1.マーケティング・インテリジェンスとは?
マーケティング・インテリジェンス(MI:Marketing Intelligence/ Market Intelligence)とは、堅く言うと「市場(顧客および見込み客)を理解するための情報の収集と分析のプロセス。すなわち、市場のニーズや嗜好(しこう)の変化、動向を測定し、将来の市場規模やその特徴に影響をおよぼしそうなビジネス環境の変化を評価すること」(※1)。一言で言えば「現在と将来予測のための戦略情報の評価」といったところだろう。
ちょっとかっこいい響きで、いかにも最近のマーケティング流行語のように思われがちだが、実は1970年代の論文(※2)にも出てきている言葉だ。それが、なぜ再び注目を浴びているのだろうか?
2.インテリジェンスの意味
「インテリジェンス」は一般には「情報」と訳され、また、一方で「諜報(ちょうほう)」「スパイ」という物騒なイメージになりがちだ。だが、いずれも英語本来のもつ意味とは若干異なっている。
日本語の「情報」にあたる英語は、データ:data、インフォメーション:information、インテリジェンス:intelligenceの三つがある。たとえば、身近な天気でいえば、「湿度10%、気温28度」という素の事実が「データ」。これを他の日と比較して「今日は湿度が低く、気温が高い」という法則性を加えた言い方をすると「インフォメーション」。さらに、「今日は洗濯日和」という言い方で、聞き手が「今日はまとめて洗濯すべきかどうか」という判断を助ける知見となれば、これが「インテリジェンス」となる。
英語圏の情報機関が、CIA(Central Intelligence Agency:米中央情報局)、SIS(Secret Intelligence Service:英秘密情報部)のように「インテリジェンス」を名乗るのは「国のリーダーが判断する時の助けとなる知見を与える」という組織の姿勢を示しているのである。

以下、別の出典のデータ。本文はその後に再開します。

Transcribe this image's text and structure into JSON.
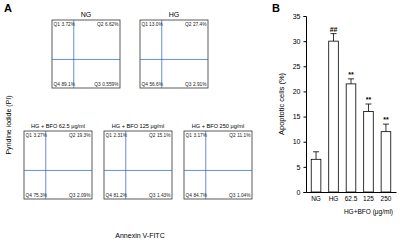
{
  "chart_data": [
    {
      "type": "quadrant",
      "panel_label": "A",
      "title": "NG",
      "y_label": "Pyridine iodide (PI)",
      "x_label": "Annexin V-FITC",
      "quadrants": [
        "Q1",
        "Q2",
        "Q3",
        "Q4"
      ],
      "values": [
        3.72,
        6.62,
        0.559,
        89.1
      ],
      "value_labels": [
        "3.72%",
        "6.62%",
        "0.559%",
        "89.1%"
      ],
      "tick_labels": false
    },
    {
      "type": "quadrant",
      "title": "HG",
      "quadrants": [
        "Q1",
        "Q2",
        "Q3",
        "Q4"
      ],
      "values": [
        13.0,
        27.4,
        2.91,
        56.6
      ],
      "value_labels": [
        "13.0%",
        "27.4%",
        "2.91%",
        "56.6%"
      ],
      "tick_labels": false
    },
    {
      "type": "quadrant",
      "title": "HG + BFO 62.5 μg/ml",
      "quadrants": [
        "Q1",
        "Q2",
        "Q3",
        "Q4"
      ],
      "values": [
        3.27,
        19.3,
        2.09,
        75.3
      ],
      "value_labels": [
        "3.27%",
        "19.3%",
        "2.09%",
        "75.3%"
      ],
      "tick_labels": false
    },
    {
      "type": "quadrant",
      "title": "HG + BFO 125 μg/ml",
      "quadrants": [
        "Q1",
        "Q2",
        "Q3",
        "Q4"
      ],
      "values": [
        2.31,
        15.1,
        1.43,
        81.2
      ],
      "value_labels": [
        "2.31%",
        "15.1%",
        "1.43%",
        "81.2%"
      ],
      "tick_labels": false
    },
    {
      "type": "quadrant",
      "title": "HG + BFO 250 μg/ml",
      "quadrants": [
        "Q1",
        "Q2",
        "Q3",
        "Q4"
      ],
      "values": [
        3.17,
        11.1,
        1.04,
        84.7
      ],
      "value_labels": [
        "3.17%",
        "11.1%",
        "1.04%",
        "84.7%"
      ],
      "tick_labels": false
    },
    {
      "type": "bar",
      "panel_label": "B",
      "y_label": "Apoptotic cells (%)",
      "x_label": "HG+BFO (μg/ml)",
      "categories": [
        "NG",
        "HG",
        "62.5",
        "125",
        "250"
      ],
      "values": [
        6.5,
        30.0,
        21.5,
        16.0,
        12.0
      ],
      "errors": [
        1.5,
        1.5,
        1.0,
        1.5,
        1.5
      ],
      "annotations": [
        null,
        "##",
        "**",
        "**",
        "**"
      ],
      "color": "#ffffff",
      "ylim": [
        0,
        35
      ],
      "yticks": [
        0,
        5,
        10,
        15,
        20,
        25,
        30,
        35
      ]
    }
  ]
}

3.情報過多の時代における「マーケティング・インテリジェンス」
「マーケティング・インテリジェンス」に再び注目が集まったのは、インターネットをはじめとするITの進歩によって、企業が利用できる顧客や市場の情報が爆発的に増大したためである。これまでのリサーチやPOSデータ等に加えて、WEBサイトやECサイトのアクセスログから顧客の購買行動に関する膨大なデータを収集できるようになった。解析ツールを活用すればログから大量のインフォメーション(あるツールではなんと600種類もの指標!)を簡単に生成できる。しかし、利用可能なデータやインフォメーションは増える半面、情報過多によって判断を下しにくくなったり、必要な情報が埋もれてしまったり、という事態も生じてきた。有り余る情報を的確に処理し、マーケティングに活用していくための人間の知恵や知見、すなわち「インテリジェンス」が改めて重視されるようになったのである。
博報堂が本年度の組織改編で、マーケティング・インテリジェンス部を新設したのも「この情報過多の中で適切な助言のできる目利きでありたい」との思いが込められている。
※1 Cornish, S. L. “Product Innovation and the Spatial Dynamics of Market Intelligence: Does Proximity to Markets Matter?”, Economic Geography. Volume: 73, Issue 2 (April 1997).
※2 Philip Kotler、 William M.Pride 、O.C.Ferrellらの論文・著作に見ることができる。